Are we now seeing AI generated answers to questions on this forum?

Are we now seeing AI generated answers to questions on this forum and does it matter?

  • The autonomous vehicle standards are rather strange

    This, again, arises from the assumption that autonomous vehicles have human-like intelligence. They absolutely do not. When a human makes a mistake in a vehicle that leads to damage, injury or death, we can identify its source - a lack of attention, impaired judgement, lack of training or similar - which we can address through laws that enforce licensing and social standards for drivers. We can't eliminate these sources of error entirely, but we can minimise their occurrence against the benefits that arise from the use of motor vehicles.

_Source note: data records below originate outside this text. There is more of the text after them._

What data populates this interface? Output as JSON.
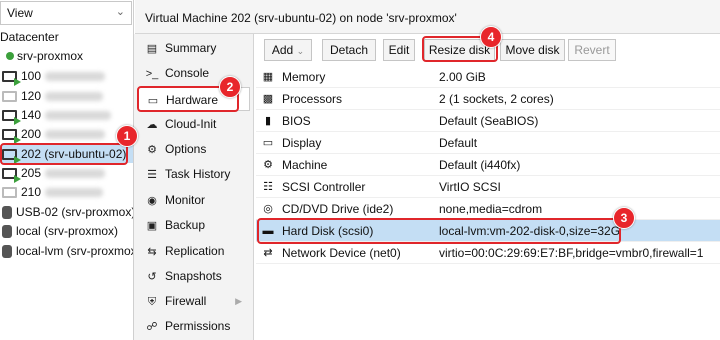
{
  "tree": {
    "view_label": "View",
    "items": [
      {
        "label": "Datacenter",
        "kind": "datacenter"
      },
      {
        "label": "srv-proxmox",
        "kind": "node"
      },
      {
        "label": "100",
        "kind": "vm",
        "state": "running"
      },
      {
        "label": "120",
        "kind": "vm",
        "state": "stopped"
      },
      {
        "label": "140",
        "kind": "vm",
        "state": "running"
      },
      {
        "label": "200",
        "kind": "vm",
        "state": "running"
      },
      {
        "label": "202 (srv-ubuntu-02)",
        "kind": "vm",
        "state": "selected"
      },
      {
        "label": "205",
        "kind": "vm",
        "state": "running"
      },
      {
        "label": "210",
        "kind": "vm",
        "state": "stopped"
      },
      {
        "label": "USB-02 (srv-proxmox)",
        "kind": "storage"
      },
      {
        "label": "local (srv-proxmox)",
        "kind": "storage"
      },
      {
        "label": "local-lvm (srv-proxmox)",
        "kind": "storage"
      }
    ]
  },
  "header": {
    "title": "Virtual Machine 202 (srv-ubuntu-02) on node 'srv-proxmox'"
  },
  "nav": [
    {
      "label": "Summary",
      "icon": "summary-icon"
    },
    {
      "label": "Console",
      "icon": "console-icon"
    },
    {
      "label": "Hardware",
      "icon": "monitor-icon"
    },
    {
      "label": "Cloud-Init",
      "icon": "cloud-icon"
    },
    {
      "label": "Options",
      "icon": "gear-icon"
    },
    {
      "label": "Task History",
      "icon": "list-icon"
    },
    {
      "label": "Monitor",
      "icon": "eye-icon"
    },
    {
      "label": "Backup",
      "icon": "floppy-icon"
    },
    {
      "label": "Replication",
      "icon": "retweet-icon"
    },
    {
      "label": "Snapshots",
      "icon": "history-icon"
    },
    {
      "label": "Firewall",
      "icon": "shield-icon"
    },
    {
      "label": "Permissions",
      "icon": "unlock-icon"
    }
  ],
  "toolbar": {
    "add": "Add",
    "detach": "Detach",
    "edit": "Edit",
    "resize": "Resize disk",
    "move": "Move disk",
    "revert": "Revert"
  },
  "hardware": [
    {
      "key": "Memory",
      "value": "2.00 GiB",
      "icon": "memory-icon"
    },
    {
      "key": "Processors",
      "value": "2 (1 sockets, 2 cores)",
      "icon": "cpu-icon"
    },
    {
      "key": "BIOS",
      "value": "Default (SeaBIOS)",
      "icon": "microchip-icon"
    },
    {
      "key": "Display",
      "value": "Default",
      "icon": "desktop-icon"
    },
    {
      "key": "Machine",
      "value": "Default (i440fx)",
      "icon": "cogs-icon"
    },
    {
      "key": "SCSI Controller",
      "value": "VirtIO SCSI",
      "icon": "database-icon"
    },
    {
      "key": "CD/DVD Drive (ide2)",
      "value": "none,media=cdrom",
      "icon": "cdrom-icon"
    },
    {
      "key": "Hard Disk (scsi0)",
      "value": "local-lvm:vm-202-disk-0,size=32G",
      "icon": "hdd-icon"
    },
    {
      "key": "Network Device (net0)",
      "value": "virtio=00:0C:29:69:E7:BF,bridge=vmbr0,firewall=1",
      "icon": "exchange-icon"
    }
  ],
  "badges": [
    "1",
    "2",
    "3",
    "4"
  ],
  "colors": {
    "selection": "#c4def4",
    "callout": "#e0262b",
    "running": "#3ca03c"
  }
}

    But when an autonomous vehicle makes a mistake *we don't know why*. The algorithms that dictate their behaviour are so complex that even the best programmers can only predict what they will do by putting them into practice and watching how they behave. Input goes in, output comes out. What happens in the middle is a total mystery.

    We test the algorithms in virtual environments, but the real world is infinitely more unpredictable and chaotic, so autonomous vehicles have to be tested there and, inevitably, some of those outcomes will result in accidents. But because we don't know how the outcome is generated, we can't "fix" it. All we can do is try to refine the algorithm and test it some more.

    There are so few autonomous vehicles on roads - compared to driven vehicles - that every single accident is an invaluable data point with which to keep training the algorithms in the hope that they can learn and refine their outputs.

    AI hallucinations

    This is another popular expression that we need to banish. These algorithmic systems don't hallucinate. The idea of them hallucinating only applies is you think they are perceiving and interpreting the world around them in the same way that we do, but they don't. Their outputs fail to match our perception of reality because they are just generating outputs through an algorithm. They aren't thinking and aren't intelligent. Not only do they not perceive the world, they don't even have the intelligence to know that the world is a thing.
  • I am sure you are right that a LLM has been capable about passing the Turing Test but as far as I know, it was only this year they did. Perhaps this is like John Cage’s 4’33” of 4 minutes and 33 seconds of no music. People said anyone could have written that, he agreed but added no one had.

    The misnomer of artificial intelligence seems to cause a lot of debate and this is a good thing. Pondering the meaning of intelligence and how this manifests sounds like a worthy area of study. However, it is not unusual for us to misname things, we all refer to fish, yet this is not a taxonomic group.

    Vast amounts of money are pouring into quantum computing from organisations and governments and so far it has achieved very little but money keeps flowing as many are too scared to be left behind in case it does start to work. As an aside, currently, there are two different operating models, hot and cold. The cold computers work at a fraction about absolute zero whereas the hot works at one degree above absolute zero!

    The reality is I am poorly equipped to give a meaningful response to your points, I have a vague interest but that is about it. Maybe these fancy systems will change the world or maybe they won’t. One of the consistent things about humans is just how awful we are at predicting the future.
  • Just as an example, here's a story from 2014 about a model that passed a Turing Test:

    www.bbc.co.uk/.../technology-27762088
  • Happy to be corrected. 30% pass seems very low to me but if it is pass then fair enough.